Connect to external SQL databases
Every language in Cloudera AI has multiple client libraries available for SQL databases.
If your
database is behind a firewall or on a secure server, you can connect to
it by creating an SSH
tunnel to the server, then connecting to the database on
localhost
.
If the database is password-protected, consider storing the password in an environmental variable to avoid displaying it in your code or in consoles. The examples below show how to retrieve the password from an environment variable and use it to connect.
Python
You can access data using SQLAlchemy:
!pip install sqlalchemy
import os
import sqlalchemy
from sqlalchemy.orm import sessionmaker
from sqlalchemy import create_engine
db = create_engine("postgresql://cdswuser:%s@localhost:5432/test_db" % os.environ["POSTGRESQL_PASSWORD"])

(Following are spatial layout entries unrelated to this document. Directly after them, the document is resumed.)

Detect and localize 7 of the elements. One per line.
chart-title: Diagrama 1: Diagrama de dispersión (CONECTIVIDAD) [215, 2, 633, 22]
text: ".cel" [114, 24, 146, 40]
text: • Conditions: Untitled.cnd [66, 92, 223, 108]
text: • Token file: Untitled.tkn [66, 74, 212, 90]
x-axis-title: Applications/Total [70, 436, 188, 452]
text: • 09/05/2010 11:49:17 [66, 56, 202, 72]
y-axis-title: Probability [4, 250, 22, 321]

session = sessionmaker(bind=db)
user = session.query(User).filter_by(name='ed').first()
R
You can access remote databases with dplyr
.
install.packages("dplyr")
library("dplyr")
db <- src_postgres(dbname="test_db", host="localhost", port=5432, user="cdswuser", password=Sys.getenv("POSTGRESQL_PASSWORD"))
flights_table <- tbl(db, "flights")
select(flights_table, year:day, dep_delay, arr_delay)